The US Federal Reserve’s second consecutive interest rate cut of 25 basis points (bps) is expected to benefit emerging markets like India, according to market experts on Friday.

The Fed reduced interest rates to 4.75%, a move not entirely unexpected given the US economy’s current outlook. The rate cuts are seen as a proactive step to support growth in the face of economic challenges.

Experts believe India, despite facing persistent food inflation and slowing growth, could gain from the US Fed’s actions. “India’s central bank, the RBI, is balancing the challenges of inflation, growth, and currency fluctuations. A domestic rate cut would help in this situation,” said a note from Angel One Wealth.

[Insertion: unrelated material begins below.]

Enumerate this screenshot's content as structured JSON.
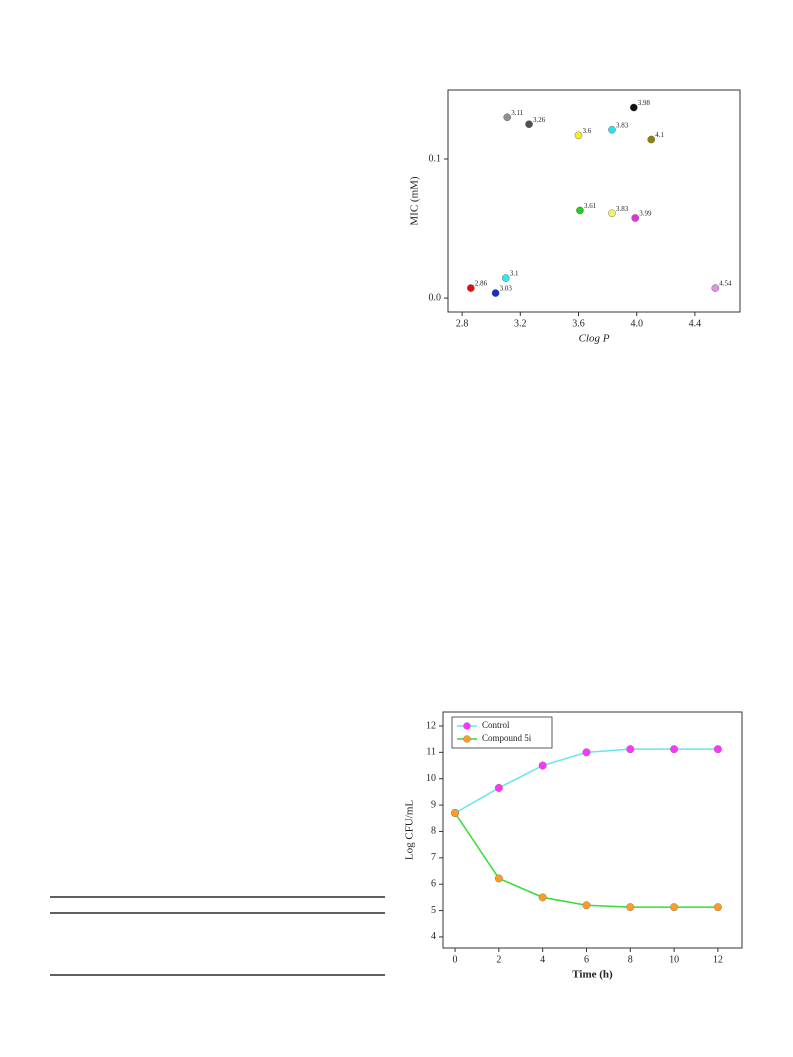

Although the RBI Governor Shaktikanta Das hinted at a shift towards a more neutral monetary policy, he cautioned against expecting an immediate rate cut, citing the risks of higher inflation. The RBI has kept its interest rates unchanged for the tenth consecutive time but adjusted its stance to “neutral” from “withdrawal of accommodation.”

The Fed’s move follows a week of major events, including Donald Trump’s election win and rate cuts by the Bank of England. Apurva Sheth, Head of Market Perspectives at SAMCO Securities, believes the cooling of US bond yields should positively impact emerging markets. “This creates a favorable environment for markets like India, even as inflation risks remain,” Sheth added.